E-3.148/05


CONFLITO DE INTERESSES

O advogado pode patrocinar clientes diferentes que pretendem figurar no mesmo pólo ativo em processo de natureza criminal. Convergência em tese de interesses que não impede a aceitação do mandato - Recomendação para que o profissional se acautele para evitar conflito posterior de interesses, hipótese em que deverá renunciar a um dos mandatos, resguardando o sigilo sobre fatos, circunstâncias e documentos a que teve conhecimento por ocasião do prévio mandato
Proc. E-3.148/05 - v.u., em 19/05/05, do parecer e ementa do Rel. Dr. CARLOS ROBERTO FORNES MATEUCCI - Rev. Dr. LUIZ FRANCISCO TORQUATO AVÓLIO - Presidente Dr. JOÃO TEIXEIRA GRANDE.

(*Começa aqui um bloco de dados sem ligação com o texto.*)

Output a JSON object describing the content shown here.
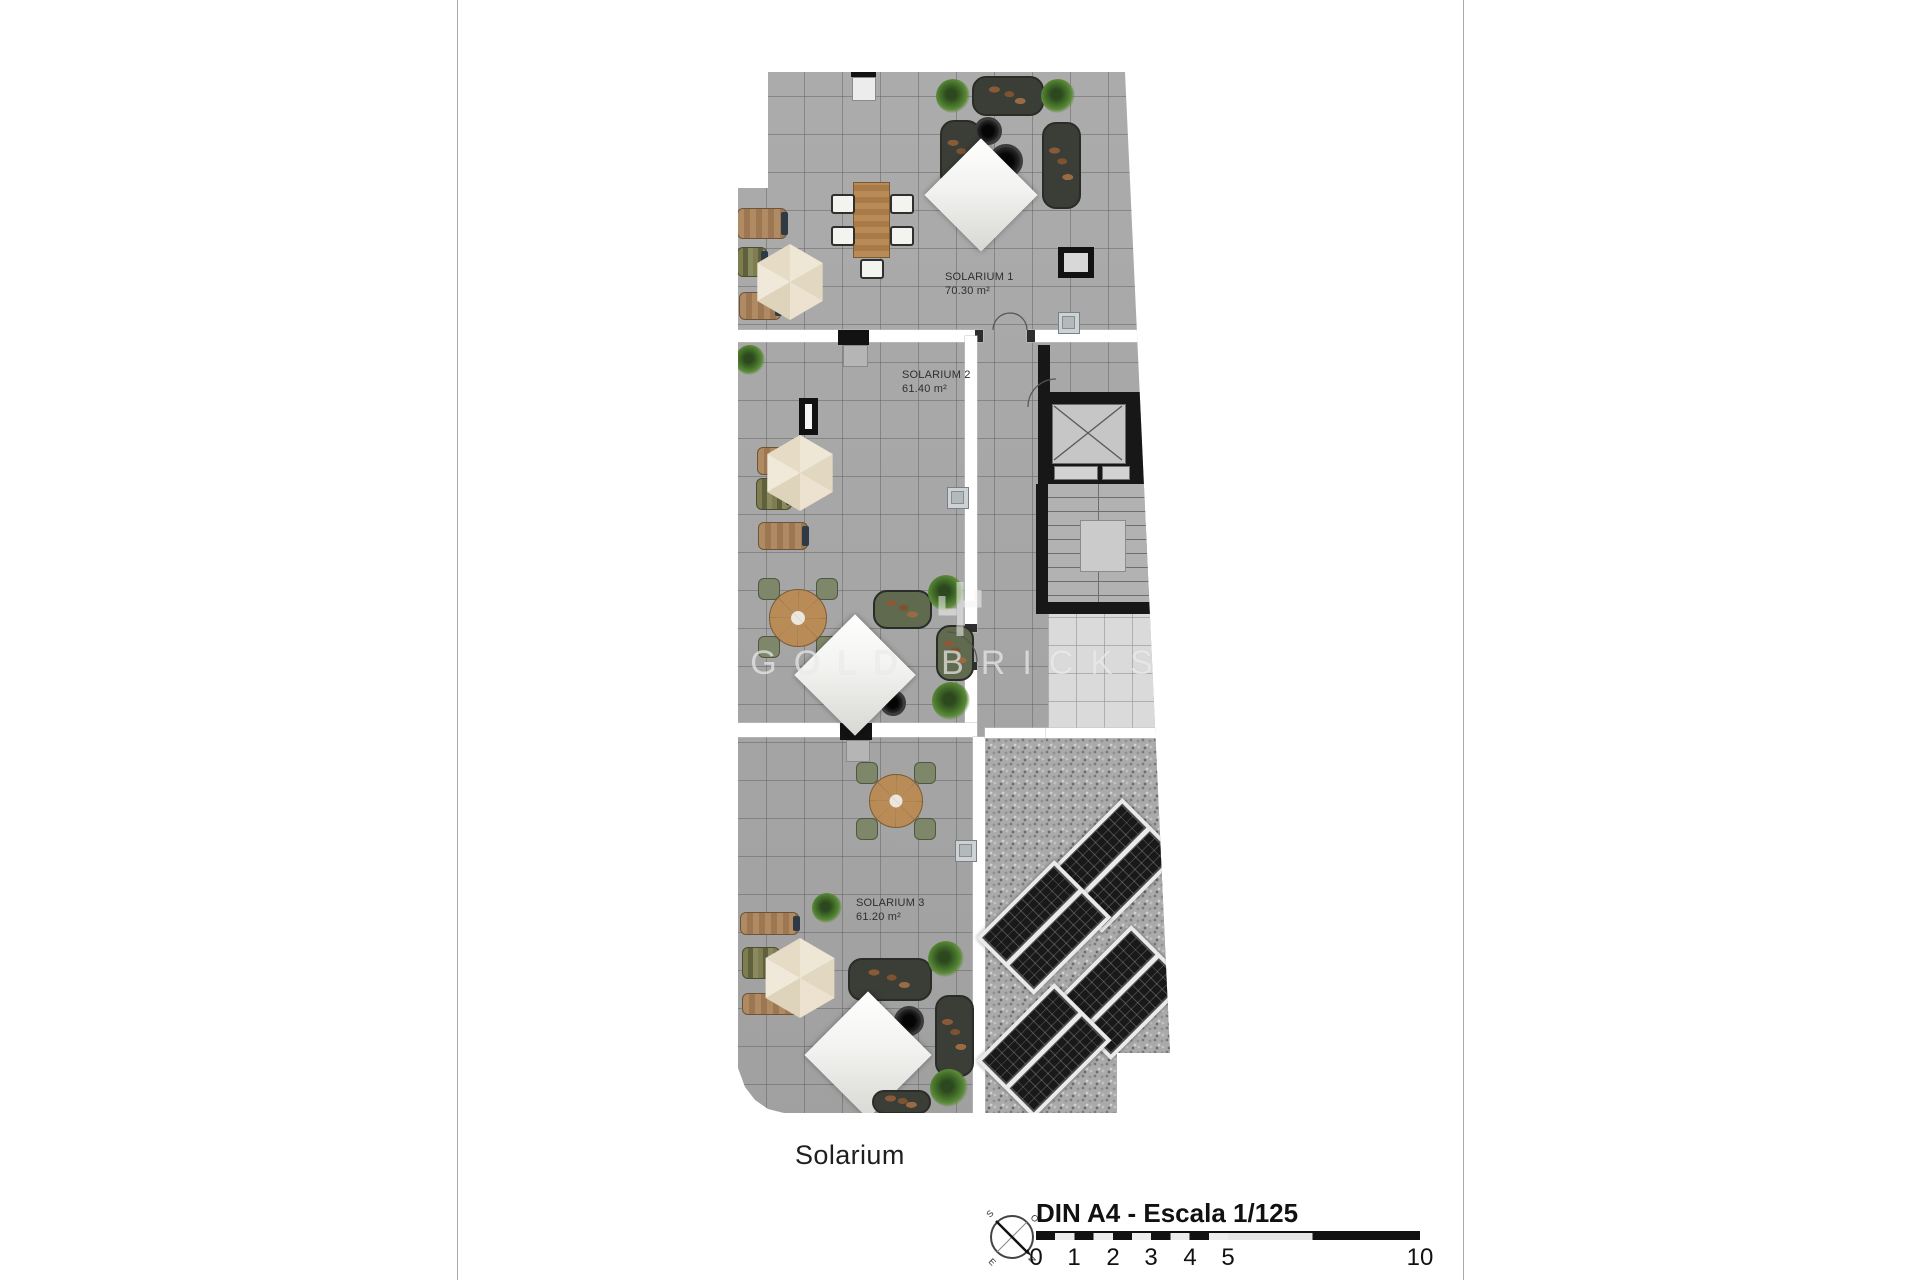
{
  "plan": {
    "caption": "Solarium",
    "rooms": [
      {
        "name": "SOLARIUM 1",
        "area": "70.30 m²"
      },
      {
        "name": "SOLARIUM 2",
        "area": "61.40 m²"
      },
      {
        "name": "SOLARIUM 3",
        "area": "61.20 m²"
      }
    ]
  },
  "watermark": {
    "text": "GOLD BRICKS"
  },
  "compass": {
    "north": "N",
    "south": "S",
    "east": "E",
    "west": "O"
  },
  "footer": {
    "scale_label": "DIN A4 - Escala 1/125",
    "ticks": [
      "0",
      "1",
      "2",
      "3",
      "4",
      "5",
      "10"
    ]
  },
  "colors": {
    "paper": "#ffffff",
    "tile": "#a7a7a7",
    "gravel": "#aaaaaa",
    "wall_black": "#171717",
    "umbrella": "#e8dfca",
    "parasol": "#f4f4f2",
    "sofa": "#3b3e37",
    "wood": "#a97e4f",
    "plant": "#44702a",
    "solar_panel": "#191919",
    "watermark": "rgba(252,252,252,0.62)"
  }
}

RELATÓRIO – Trata-se de consulta formulada por advogado que visa esclarecimentos sobre existência de eventual conflito de interesses que o impeça de advogar na área criminal para dois clientes diferentes que aforaram processos daquela natureza contra a mesma pessoa.

PARECER – O conflito de interesses é tema tratado nos artigos 17, 18 e 23 do Código de Ética.

De acordo com aqueles dispositivos, o conflito surge quando o advogado patrocina interesses opostos de clientes diferentes.

Nesse sentido, preceitua o artigo 17 acima citado que os advogados “não podem apresentar em juízo clientes com interesses opostos” e o artigo 18, repetindo a mesma fórmula do artigo antecedente, estabelece que, “sobrevindo conflitos de interesse entre seus constituintes” deverá optar por um dos mandatos.

Na forma da dicção legal, portanto, o que dita o conflito é a existência de dois ou mais clientes que procurem o advogado  para assisti-lo sobre o mesmo tema quer na áreas consultiva, quer no contencioso, em posições opostas.

Os preciosos autorizam responder, num primeiro plano, a consulta formulada.

O consulente pode advogar para dois clientes diferentes na área criminal, desde que eles não tenham ou sejam colocados em situações antagônicas, equivalente na existência de fato, ou defesa que possa comprometer os interesses ou direitos de outro cliente.

No caso, e atendo-se ao teor da consulta, não haveria essa contraposição de interesses. Pelo contrário, trata-se de duas pessoas que postulam pretensão similar contrariamente a pessoa cujos interesses não são confiados ao Consulente.

Por isso, tudo indica que há convergência de interesses e não conflito que impede que o profissional atue em benefícios de seus dois clientes.

Nesse sentido já se pronunciou este Sodalício na ementa E-2.237/00.

Não se pode olvidar, contudo que, nas palavras de Rui de Azevedo SODRÉ (O advogado, seu estatuto e a ética profissional, ED. Revista dos Tribunais: São Paulo, Brasil, 1967, pág. 235), “os deveres do advogado para com o cliente, antes da aceitação da causa, se baseiam em dois grandes princípios, que regulam e informam toda a vida do profissional da advocacia: confiança e independência”.

Conforme ainda citado autor, “o advogado é livre de aceitar ou não a causa. Mas uma vez aceita, a ela fica fortemente vinculado, pois assume deveres para com o cliente, a quem não pode abandonar”. (ob. cit. P. 270)

Tão importante quanto o conflito, o Consulente deve observar que a relação a ser estabelecida com seus clientes será marcada pela confiança e independência. Por isso, antes de aceitar o mandato, deverá se certificar que os clientes não possam experimentar eventual conflito de interesses para que não se macule a intervenção originariamente existente.

De qualquer forma, e caso se verifique, mesmo assim, o conflito posterior, deverá o Consulente revogar um dos mandatos outorgados, mantendo o sigilo profissional quanto fatos, e documentos e circunstâncias transmitidos no curso de sua atividade profissional.

Nesse sentido ainda é posicionamento deste Sodalício, conforme ementa E-1.085.